Let’s say you decided to enter the business of rental properties. If this is something you’ll be doing full-time, then good for you. If you have existing work to do, however, you’ll need rental property management to help with your landlord duties. A rental property manager can also help you know what type of properties you have. This way, you can answer inquiries from potential tenants. Here are the types of residential building types you’ll probably get asked about:
Property managers, like those from Bergan & Company, would describe condominiums as large buildings that house individual units with shared walls. These are usually rented by small groups or just one person. Condos usually have homeowner’s associations that require tenants to pay dues, which usually are used for shared amenities like gyms or pools.
2. Single Family Homes
Single-family homes are houses constructed on a single lot. There are no shared walls with other single-family homes, unlike other property types. Some homes can even have garages attached to them.
3. Multi-Family Homes
Multi-family homes are large houses that got compartmentalized into two or more units for tenants. These homes usually have multiple stories, but not exceeding four. Exceeding the maximum number would be considered commercial already. Multi-family homes have separate entrances for each unit.
Townhouses are considered a hybrid between a single-family home and a condo. Whereas a condo has shared amenities, a townhouse wouldn’t have such.
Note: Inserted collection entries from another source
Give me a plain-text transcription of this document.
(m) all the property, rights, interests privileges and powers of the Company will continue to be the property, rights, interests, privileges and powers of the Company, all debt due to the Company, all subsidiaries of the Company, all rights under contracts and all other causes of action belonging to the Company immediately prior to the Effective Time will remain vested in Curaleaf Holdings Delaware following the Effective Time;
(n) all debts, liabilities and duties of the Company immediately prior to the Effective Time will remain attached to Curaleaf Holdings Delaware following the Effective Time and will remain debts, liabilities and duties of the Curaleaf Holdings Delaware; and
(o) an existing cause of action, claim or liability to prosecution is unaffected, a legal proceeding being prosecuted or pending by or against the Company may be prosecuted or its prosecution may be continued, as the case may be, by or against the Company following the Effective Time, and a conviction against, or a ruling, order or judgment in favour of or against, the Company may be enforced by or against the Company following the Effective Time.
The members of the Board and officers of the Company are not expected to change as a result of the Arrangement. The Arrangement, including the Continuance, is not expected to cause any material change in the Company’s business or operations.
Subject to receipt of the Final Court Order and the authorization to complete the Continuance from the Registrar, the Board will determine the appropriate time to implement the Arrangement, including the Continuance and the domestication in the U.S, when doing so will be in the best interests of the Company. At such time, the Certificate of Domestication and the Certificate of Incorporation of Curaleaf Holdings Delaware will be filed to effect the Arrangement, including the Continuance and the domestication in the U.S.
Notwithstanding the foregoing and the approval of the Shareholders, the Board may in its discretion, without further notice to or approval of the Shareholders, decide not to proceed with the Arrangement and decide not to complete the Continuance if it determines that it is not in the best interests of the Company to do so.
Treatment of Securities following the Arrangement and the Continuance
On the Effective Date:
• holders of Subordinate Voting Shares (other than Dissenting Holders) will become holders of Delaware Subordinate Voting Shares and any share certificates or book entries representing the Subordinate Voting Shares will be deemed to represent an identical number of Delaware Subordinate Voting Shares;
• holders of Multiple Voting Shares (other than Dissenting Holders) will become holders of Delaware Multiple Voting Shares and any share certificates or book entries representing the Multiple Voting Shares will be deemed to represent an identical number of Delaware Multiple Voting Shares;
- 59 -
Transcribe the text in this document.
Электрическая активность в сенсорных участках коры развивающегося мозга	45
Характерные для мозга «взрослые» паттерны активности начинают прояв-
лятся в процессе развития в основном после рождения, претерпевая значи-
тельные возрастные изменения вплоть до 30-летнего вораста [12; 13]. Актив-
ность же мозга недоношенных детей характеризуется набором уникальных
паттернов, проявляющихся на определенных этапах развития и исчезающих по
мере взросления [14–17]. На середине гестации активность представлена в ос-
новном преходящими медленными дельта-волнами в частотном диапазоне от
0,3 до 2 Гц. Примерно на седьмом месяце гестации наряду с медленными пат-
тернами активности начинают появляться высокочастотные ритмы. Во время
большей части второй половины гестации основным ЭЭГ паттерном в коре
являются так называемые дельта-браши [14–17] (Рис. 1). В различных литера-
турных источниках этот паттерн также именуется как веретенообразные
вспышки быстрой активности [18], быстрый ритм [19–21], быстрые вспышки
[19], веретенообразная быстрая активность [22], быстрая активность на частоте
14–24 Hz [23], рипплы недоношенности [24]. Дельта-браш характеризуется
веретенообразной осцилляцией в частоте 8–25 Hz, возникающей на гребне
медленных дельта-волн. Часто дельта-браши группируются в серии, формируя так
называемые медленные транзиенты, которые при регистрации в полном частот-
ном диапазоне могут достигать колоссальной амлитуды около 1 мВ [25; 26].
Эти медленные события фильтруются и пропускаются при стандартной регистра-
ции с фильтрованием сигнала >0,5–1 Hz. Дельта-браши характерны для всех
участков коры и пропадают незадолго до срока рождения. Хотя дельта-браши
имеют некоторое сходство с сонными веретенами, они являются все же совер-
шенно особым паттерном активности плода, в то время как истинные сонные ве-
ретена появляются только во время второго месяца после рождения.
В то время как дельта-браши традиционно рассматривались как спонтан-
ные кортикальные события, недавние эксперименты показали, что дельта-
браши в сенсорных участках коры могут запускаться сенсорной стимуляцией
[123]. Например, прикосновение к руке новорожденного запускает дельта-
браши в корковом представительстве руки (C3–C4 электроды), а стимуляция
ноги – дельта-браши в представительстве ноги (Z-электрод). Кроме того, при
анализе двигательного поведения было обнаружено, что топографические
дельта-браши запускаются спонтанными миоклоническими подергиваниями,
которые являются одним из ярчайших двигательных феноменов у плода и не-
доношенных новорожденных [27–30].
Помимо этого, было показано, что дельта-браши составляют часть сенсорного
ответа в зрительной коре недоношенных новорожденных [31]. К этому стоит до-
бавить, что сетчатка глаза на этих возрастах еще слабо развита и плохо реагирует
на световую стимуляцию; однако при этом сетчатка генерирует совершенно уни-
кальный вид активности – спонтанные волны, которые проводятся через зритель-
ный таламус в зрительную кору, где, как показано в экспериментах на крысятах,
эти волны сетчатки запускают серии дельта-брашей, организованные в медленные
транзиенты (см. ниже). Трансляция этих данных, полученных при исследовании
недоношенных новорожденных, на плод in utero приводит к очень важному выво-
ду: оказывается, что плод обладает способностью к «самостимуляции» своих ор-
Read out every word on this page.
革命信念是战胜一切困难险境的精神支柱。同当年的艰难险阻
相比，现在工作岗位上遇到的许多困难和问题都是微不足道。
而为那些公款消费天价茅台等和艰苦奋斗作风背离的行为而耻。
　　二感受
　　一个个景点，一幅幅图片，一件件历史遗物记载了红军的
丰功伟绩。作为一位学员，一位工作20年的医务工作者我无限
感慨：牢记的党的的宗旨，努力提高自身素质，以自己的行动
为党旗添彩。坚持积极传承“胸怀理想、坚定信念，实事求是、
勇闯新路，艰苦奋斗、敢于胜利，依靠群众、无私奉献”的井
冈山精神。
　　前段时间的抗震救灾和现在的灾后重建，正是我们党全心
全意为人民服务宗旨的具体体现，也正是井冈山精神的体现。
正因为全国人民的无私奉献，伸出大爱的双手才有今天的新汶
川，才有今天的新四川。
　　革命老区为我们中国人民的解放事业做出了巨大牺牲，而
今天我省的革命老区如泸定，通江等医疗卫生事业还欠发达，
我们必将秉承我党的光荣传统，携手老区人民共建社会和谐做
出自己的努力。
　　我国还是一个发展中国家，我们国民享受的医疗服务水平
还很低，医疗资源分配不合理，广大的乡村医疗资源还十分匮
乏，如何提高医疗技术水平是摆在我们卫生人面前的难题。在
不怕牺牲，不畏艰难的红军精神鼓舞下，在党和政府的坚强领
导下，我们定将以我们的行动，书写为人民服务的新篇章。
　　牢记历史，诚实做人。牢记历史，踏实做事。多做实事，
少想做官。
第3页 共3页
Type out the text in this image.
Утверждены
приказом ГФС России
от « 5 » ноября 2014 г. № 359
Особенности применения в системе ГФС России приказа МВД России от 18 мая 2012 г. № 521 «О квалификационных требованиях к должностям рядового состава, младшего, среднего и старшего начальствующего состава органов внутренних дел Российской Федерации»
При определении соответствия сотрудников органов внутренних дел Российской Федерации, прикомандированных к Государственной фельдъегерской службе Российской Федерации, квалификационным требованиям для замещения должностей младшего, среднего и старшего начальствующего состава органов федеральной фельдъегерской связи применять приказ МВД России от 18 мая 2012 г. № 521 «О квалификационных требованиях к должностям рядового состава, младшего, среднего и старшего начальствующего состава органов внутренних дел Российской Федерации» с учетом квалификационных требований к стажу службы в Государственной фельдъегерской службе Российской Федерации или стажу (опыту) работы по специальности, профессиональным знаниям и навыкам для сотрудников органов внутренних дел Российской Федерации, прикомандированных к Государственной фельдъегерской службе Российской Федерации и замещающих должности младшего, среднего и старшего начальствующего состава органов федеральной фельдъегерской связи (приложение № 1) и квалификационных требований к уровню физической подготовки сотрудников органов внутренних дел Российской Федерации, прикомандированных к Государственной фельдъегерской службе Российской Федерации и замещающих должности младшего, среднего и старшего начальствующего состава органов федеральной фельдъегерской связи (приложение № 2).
Townhouses do have a yard space or a rooftop deck, which condos wouldn’t have.
5. Co-op Homes
A co-op is similar to a condominium, but the difference lies in ownership. Whereas you would own the space within the unit you bought in a condo, a co-op would share the responsibility and ownership of the whole building among all tenants. This pushes for accountability as a desired trait, which is why tenant applicants undergo an interview process to become part of the community.
Starting a rental property business would require a thorough knowledge of what property you’re offering as a landlord. Rental property management could help you determine whether it’s a single-family home, a multi-family home, a condo, a co-op, or a townhouse. Potential tenants will ask you about these residential properties to see if it’s the type they’re looking for.